In the last five years, Pacific Island countries’ leaders have strengthened their commitments to tackle barriers faced by persons with disabilities, with most countries now having ratified the Convention on the Rights of Persons with Disabilities (CRPD). The adoption of the 2016-2025 Pacific Regional Framework for the Rights of Persons with Disabilities (PFRPD) represents another important step forward. PIC Governments have also prioritized empowering persons with disabilities as one of the issues that require collective attention in the 2017 Roadmap for Sustainable Development.

Those commitments have begun to translate into greater efforts and progress in terms of awareness raising, legal harmonisation, data collection, inclusive education, vocational training, and access to assistive devices, social protection, disaster risk reduction and humanitarian response. Engagement with Organisations of People with Disabilities has significantly increased in many countries.

key factor in this progress has been the unique and fruitful regional and multi-stakeholder collaboration between government, DPOs, regional bodies, UN agencies, and development and donor partners, including the sustained support of the Australian Government for disability inclusive development in the Pacific.

However, overall domestic resource allocation for the inclusion of persons with disabilities is still below 0.15% of the GDP for most countries. There remains a strong reliance on ODA to invest in developing required disability-specific and disability inclusive services. Countries often prioritise few issues and have not yet adopted a whole-of-government approach to inclusion. There is also a need for more effective regulatory changes across sectors and development of support services to enable significant improvement in the life of persons with disabilities and their families. While more can be done to make the most of existing resources, the intrinsic geographic, economic and institutional constraints faced by many countries are curtailing investments that would be needed to further decisive progress.

The Pacific Disability Forum and its members call on all countries to pursue their efforts to implement the CRPD and inclusive SDGs in close cooperation with DPOs. 

Considering the inherent constraints of many countries and competing priorities imposed by climate change, PDF calls also for deepening partnership towards an Inclusive Pacific 2030 notably through the formalisation of an efficient and innovative regional and multi-stakeholder mechanism in support of the PFRPD that would allow for mutualisation of investments, further coordination of technical assistance and gain in economy of scale in relation to procurement, development of human resources and access to services. 

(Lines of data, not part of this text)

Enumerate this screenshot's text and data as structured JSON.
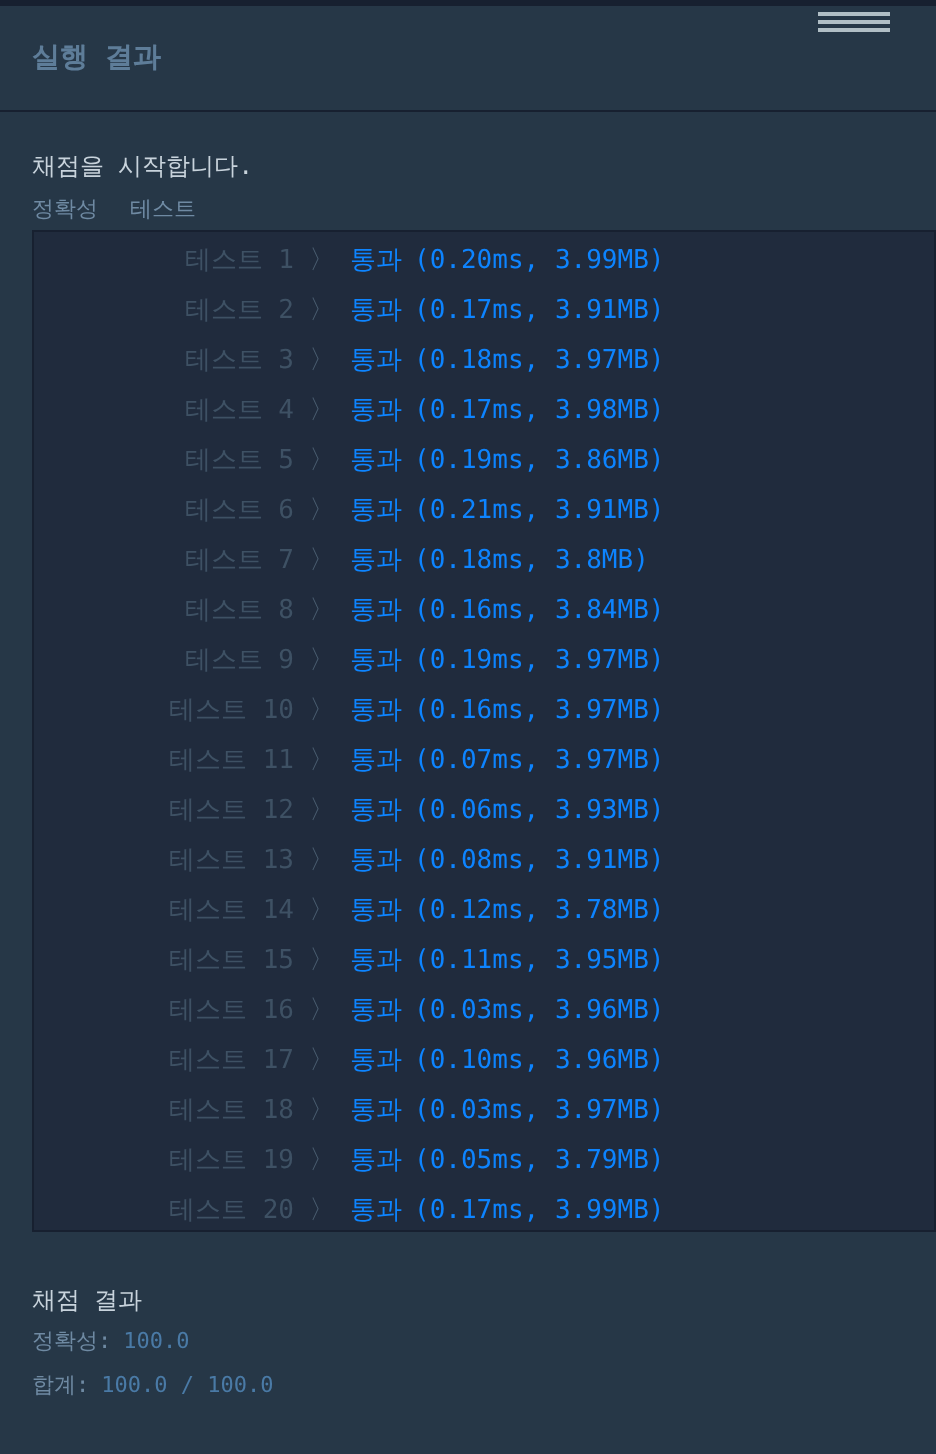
{
  "header": {
    "title": "실행 결과"
  },
  "output": {
    "message": "채점을 시작합니다.",
    "columns": [
      "정확성",
      "테스트"
    ],
    "rows": [
      {
        "label": "테스트 1",
        "separator": "〉",
        "result": "통과",
        "detail": "(0.20ms, 3.99MB)"
      },
      {
        "label": "테스트 2",
        "separator": "〉",
        "result": "통과",
        "detail": "(0.17ms, 3.91MB)"
      },
      {
        "label": "테스트 3",
        "separator": "〉",
        "result": "통과",
        "detail": "(0.18ms, 3.97MB)"
      },
      {
        "label": "테스트 4",
        "separator": "〉",
        "result": "통과",
        "detail": "(0.17ms, 3.98MB)"
      },
      {
        "label": "테스트 5",
        "separator": "〉",
        "result": "통과",
        "detail": "(0.19ms, 3.86MB)"
      },
      {
        "label": "테스트 6",
        "separator": "〉",
        "result": "통과",
        "detail": "(0.21ms, 3.91MB)"
      },
      {
        "label": "테스트 7",
        "separator": "〉",
        "result": "통과",
        "detail": "(0.18ms, 3.8MB)"
      },
      {
        "label": "테스트 8",
        "separator": "〉",
        "result": "통과",
        "detail": "(0.16ms, 3.84MB)"
      },
      {
        "label": "테스트 9",
        "separator": "〉",
        "result": "통과",
        "detail": "(0.19ms, 3.97MB)"
      },
      {
        "label": "테스트 10",
        "separator": "〉",
        "result": "통과",
        "detail": "(0.16ms, 3.97MB)"
      },
      {
        "label": "테스트 11",
        "separator": "〉",
        "result": "통과",
        "detail": "(0.07ms, 3.97MB)"
      },
      {
        "label": "테스트 12",
        "separator": "〉",
        "result": "통과",
        "detail": "(0.06ms, 3.93MB)"
      },
      {
        "label": "테스트 13",
        "separator": "〉",
        "result": "통과",
        "detail": "(0.08ms, 3.91MB)"
      },
      {
        "label": "테스트 14",
        "separator": "〉",
        "result": "통과",
        "detail": "(0.12ms, 3.78MB)"
      },
      {
        "label": "테스트 15",
        "separator": "〉",
        "result": "통과",
        "detail": "(0.11ms, 3.95MB)"
      },
      {
        "label": "테스트 16",
        "separator": "〉",
        "result": "통과",
        "detail": "(0.03ms, 3.96MB)"
      },
      {
        "label": "테스트 17",
        "separator": "〉",
        "result": "통과",
        "detail": "(0.10ms, 3.96MB)"
      },
      {
        "label": "테스트 18",
        "separator": "〉",
        "result": "통과",
        "detail": "(0.03ms, 3.97MB)"
      },
      {
        "label": "테스트 19",
        "separator": "〉",
        "result": "통과",
        "detail": "(0.05ms, 3.79MB)"
      },
      {
        "label": "테스트 20",
        "separator": "〉",
        "result": "통과",
        "detail": "(0.17ms, 3.99MB)"
      }
    ]
  },
  "summary": {
    "title": "채점 결과",
    "lines": [
      {
        "label": "정확성:",
        "value": "100.0"
      },
      {
        "label": "합계:",
        "value": "100.0 / 100.0"
      }
    ]
  }
}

Click here for: The Pacific Disability Forum SDG-CRPD Monitoring Report 2018 EXECUTIVE SUMMARY

Australia Pacific Islands Disability Support 

The Pacific Disability Forum and Australia Pacific Islands Disability Support teamed up for an 18 month research project on Capacity Development for Disabled People’s Organisations in the Pacific.

The project visited 11 Pacific Island Countries. Researchers visited each country and conducted meetings and focus groups with Disabled People’s Organisations, persons with disability in the community and government officials. 

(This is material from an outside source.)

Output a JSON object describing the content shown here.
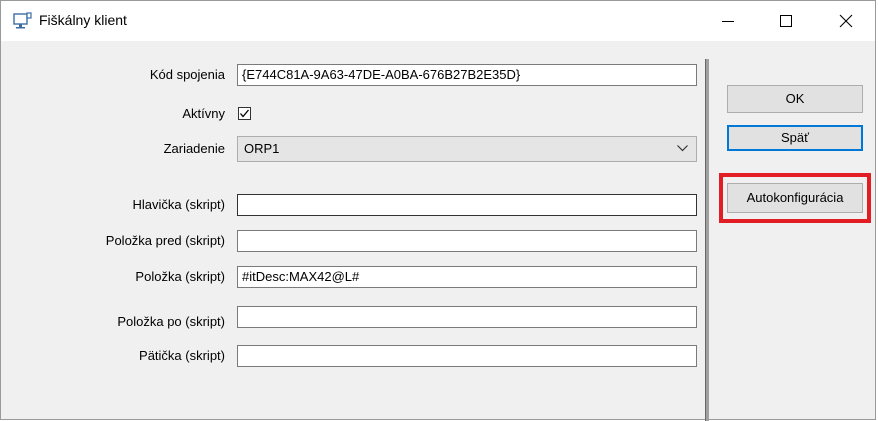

The research focussed on qualitative data on:

  • identifying existing capacity strengths of the Disabled People’s Organisations,
  • identifying shared capacity development objectives among Disabled People’s Organisations
  • identifying approaches and tools for strengthening capacity
  • describing experiences and lessons learned about capacity development processes
  • describing factors which influence existing capacity of Disabled People’s Organisations in the Pacific
  • providing information to support evidence informed policy making
  • providing DPOs learning opportunities about capacity development, effectiveness and efficiency in their own contexts

Research reports for each country and a summary report are available in our online resource library.

United Nations Economic and Social Commission for Asia and the Pacific (UNESCAP)

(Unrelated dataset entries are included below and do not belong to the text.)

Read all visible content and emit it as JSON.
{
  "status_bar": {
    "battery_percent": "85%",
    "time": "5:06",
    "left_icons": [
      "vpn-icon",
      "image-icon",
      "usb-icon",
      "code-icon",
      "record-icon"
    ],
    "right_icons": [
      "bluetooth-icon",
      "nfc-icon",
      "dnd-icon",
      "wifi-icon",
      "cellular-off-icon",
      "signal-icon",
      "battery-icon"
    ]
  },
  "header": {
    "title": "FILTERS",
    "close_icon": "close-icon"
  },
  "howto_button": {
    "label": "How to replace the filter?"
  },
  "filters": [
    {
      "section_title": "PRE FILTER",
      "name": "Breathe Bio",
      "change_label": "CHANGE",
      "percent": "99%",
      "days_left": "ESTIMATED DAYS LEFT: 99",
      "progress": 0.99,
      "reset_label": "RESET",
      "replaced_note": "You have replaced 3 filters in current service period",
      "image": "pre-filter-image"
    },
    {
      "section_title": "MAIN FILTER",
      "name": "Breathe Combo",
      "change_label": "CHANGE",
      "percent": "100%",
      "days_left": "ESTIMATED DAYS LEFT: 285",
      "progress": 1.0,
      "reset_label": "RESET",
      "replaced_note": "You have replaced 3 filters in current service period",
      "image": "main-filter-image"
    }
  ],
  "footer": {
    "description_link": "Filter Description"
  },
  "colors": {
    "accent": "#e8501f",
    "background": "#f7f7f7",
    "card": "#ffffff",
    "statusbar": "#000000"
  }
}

UNESCAP funded the Pacific Disability Forum’s research into livelihood and disability in Fiji.

The research took place across all divisions in Fiji, was both qualitative and quantitative, and included face-to-face interviews and focus groups.

Researchers asked about housing, household structure, social services, skills and education, income, and non-income livelihood issues. 

The final report is available in our online resource library.

Fiji Disabled Peoples Association 

In 2011 the Pacific Disability Forum and the Fiji Disabled Peoples Association teamed up to perform research on disaster and risk reduction in Fiji.

The purpose of the research was to identify the gaps and to share experiences of persons with disabilities during disasters. Researchers used a structured questionnaire and focus groups to gather data.

The project gathered and analysed the data and made recommendations on how to work with government and the community to include persons with disabilities in disaster preparation in Fiji. 

The final report is available in our online resource library.